Bruno Retailleau, fer de lance d’un durcissement du texte à la Haute assemblée, avait pris le soin d’être membre de la CMP pour défendre les ajouts du Sénat. Le président du groupe LR de la Haute assemblée crie maintenant victoire : « Cette CMP conclusive est un succès pour le Sénat : 90 % de notre texte, le seul voté par le Parlement, a été logiquement repris. C’est un véritable tournant, qui va permettre de réduire les entrées et d’augmenter les départs. Pour la première fois depuis longtemps, la France se donne les moyens de reprendre le contrôle de sa politique migratoire ».

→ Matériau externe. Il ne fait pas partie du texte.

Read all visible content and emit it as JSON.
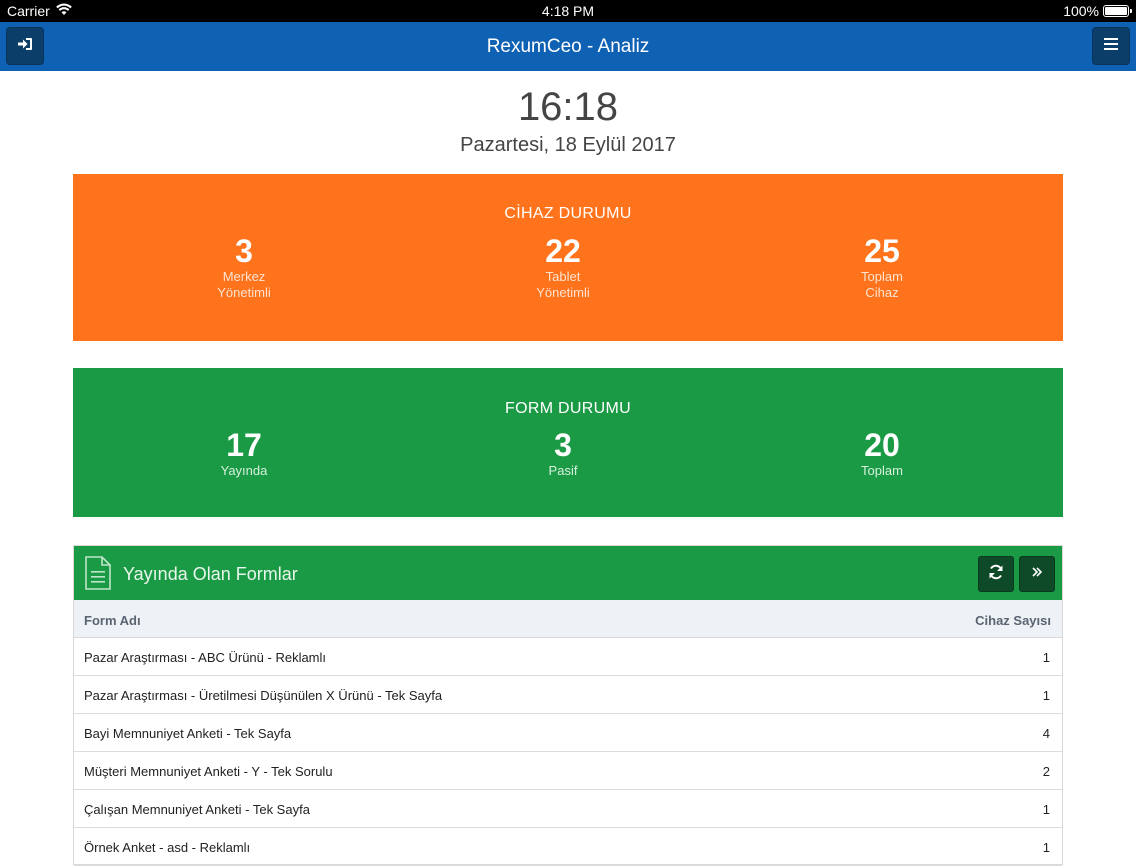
{
  "status_bar": {
    "carrier": "Carrier",
    "time": "4:18 PM",
    "battery": "100%"
  },
  "navbar": {
    "title": "RexumCeo - Analiz",
    "left_icon": "sign-in-icon",
    "right_icon": "hamburger-menu-icon"
  },
  "clock": {
    "time": "16:18",
    "date": "Pazartesi, 18 Eylül 2017"
  },
  "device_status": {
    "title": "CİHAZ DURUMU",
    "color": "#fe731b",
    "stats": [
      {
        "value": "3",
        "label_line1": "Merkez",
        "label_line2": "Yönetimli"
      },
      {
        "value": "22",
        "label_line1": "Tablet",
        "label_line2": "Yönetimli"
      },
      {
        "value": "25",
        "label_line1": "Toplam",
        "label_line2": "Cihaz"
      }
    ]
  },
  "form_status": {
    "title": "FORM DURUMU",
    "color": "#1b9a45",
    "stats": [
      {
        "value": "17",
        "label": "Yayında"
      },
      {
        "value": "3",
        "label": "Pasif"
      },
      {
        "value": "20",
        "label": "Toplam"
      }
    ]
  },
  "forms_card": {
    "title": "Yayında Olan Formlar",
    "icon": "document-icon",
    "refresh_icon": "refresh-icon",
    "forward_icon": "double-chevron-right-icon",
    "columns": [
      "Form Adı",
      "Cihaz Sayısı"
    ],
    "rows": [
      {
        "name": "Pazar Araştırması - ABC Ürünü - Reklamlı",
        "count": "1"
      },
      {
        "name": "Pazar Araştırması - Üretilmesi Düşünülen X Ürünü - Tek Sayfa",
        "count": "1"
      },
      {
        "name": "Bayi Memnuniyet Anketi - Tek Sayfa",
        "count": "4"
      },
      {
        "name": "Müşteri Memnuniyet Anketi - Y - Tek Sorulu",
        "count": "2"
      },
      {
        "name": "Çalışan Memnuniyet Anketi - Tek Sayfa",
        "count": "1"
      },
      {
        "name": "Örnek Anket - asd - Reklamlı",
        "count": "1"
      }
    ]
  }
}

Le parti et son président, Eric Ciotti, s’approprient aussi la réussite de la CMP. « Ce sont les Républicains qui, grâce à leur travail, grâce à leurs idées, imposent ce texte », a réagi le député des Alpes-Maritimes. Le texte « correspond très majoritairement à la lettre et à l’esprit du projet qui avait été porté par le Sénat », se réjouit le parti dans un communiqué. Juste après l’adoption du texte au Sénat, Eric Ciotti l’avait pourtant jugé insuffisant, dénonçant même « le principe de régularisation », jugé « dangereux car il lance un appel d’air ». Le texte le prévoit toujours pourtant…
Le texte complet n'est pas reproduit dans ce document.